Leave Don Carlo as well rather. Jose Mourinho, who will go down as the greatest Chelsea manager in the club’s history was handed a similar treatment, months after winning the title. Not just once but on both the occasions that he managed the club. And for Conte, it comes as something that everyone expected. It was going to happen. Sooner or later. It was a case of when rather than if. And there’s a normal sense of acceptance to it. No one will be taken aback if he gets sacked within the next two weeks.
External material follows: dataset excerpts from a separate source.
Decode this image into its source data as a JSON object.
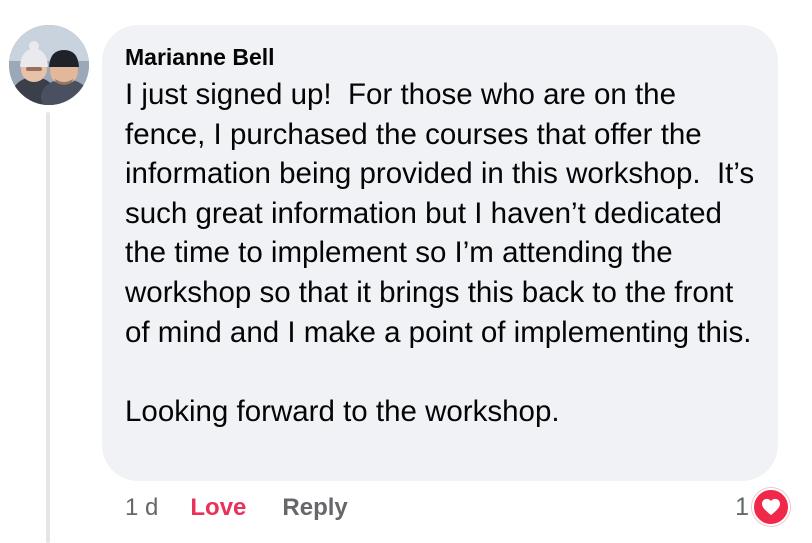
{
  "comment": {
    "author": "Marianne Bell",
    "text": "I just signed up!  For those who are on the fence, I purchased the courses that offer the information being provided in this workshop.  It’s such great information but I haven’t dedicated the time to implement so I’m attending the workshop so that it brings this back to the front of mind and I make a point of implementing this.\n\nLooking forward to the workshop.",
    "timestamp": "1 d",
    "love_label": "Love",
    "reply_label": "Reply",
    "reaction_count": "1",
    "reaction_icon": "heart-icon"
  },
  "colors": {
    "bubble": "#f0f2f5",
    "love_active": "#e8325a",
    "reaction_badge": "#f0284a",
    "muted_text": "#65676b"
  }
}
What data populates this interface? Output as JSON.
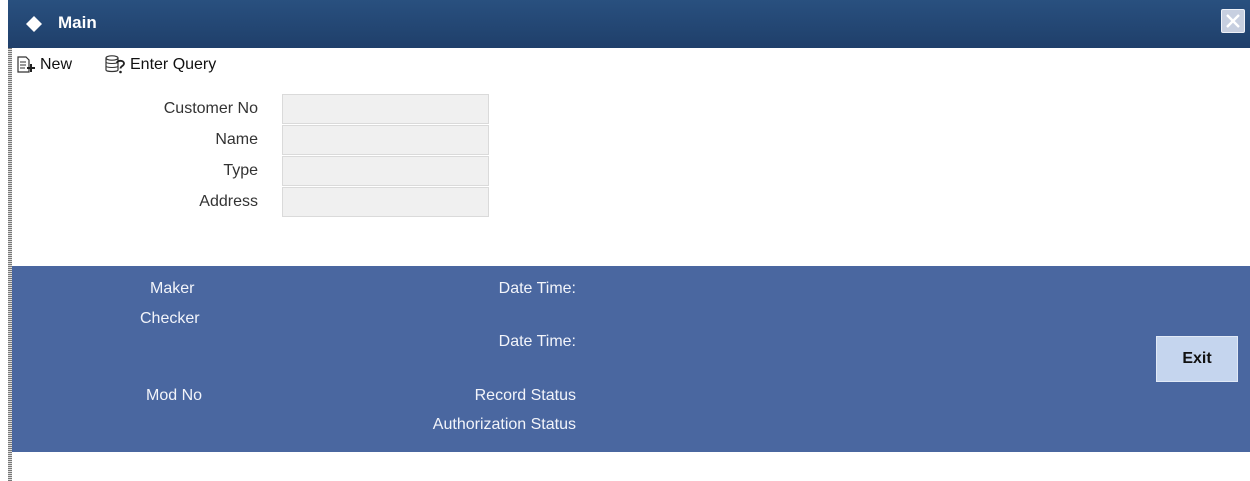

The backroom politics and how the transfers have been handled, especially following the resignation of Michael Emenalo as the club’s technical director at a time when the Nigerian was said to be a Conte supporter. Fishy as the political game seems, all of it has contributed to Conte’s downfall. Marina Granovskaia is clearly a close Abramovich ally. The Chelsea official website mentions her close relations with Abramovich ever so openly. Conte hates that. So much so that he is resorting to giving subtle signs in the press, hoping that he wins a battle that he will lose. The more signs he gives, the closer he will come to Abramovich taking over everything that Conte wants in his control.
And there’s little surprise in how players like Peter Crouch, Ashley Barnes and Andy Carroll are being targeted in the search for a target man. Short-termist they may seem, but Conte needs immediate solutions to fix problems. Because he knows he will be gone soon enough.
The Chelsea job always seems like a very lucrative destination, not just in terms of earnings but stature as well. That’s only from an outsider’s perspective though. Once managers get into the system and spend months in it, they realise that they are facing a mighty struggle to establish their authority. This truth dawned upon Conte a while ago. And it is now that he has realised that there is nothing he can do. And even if Chelsea end up winning the FA Cup or the Champions League and even the Premier League, don’t expect Conte to be there. He will soon join the long list of those subjects who got guillotined by the mighty emperor of the land that he so proudly owns.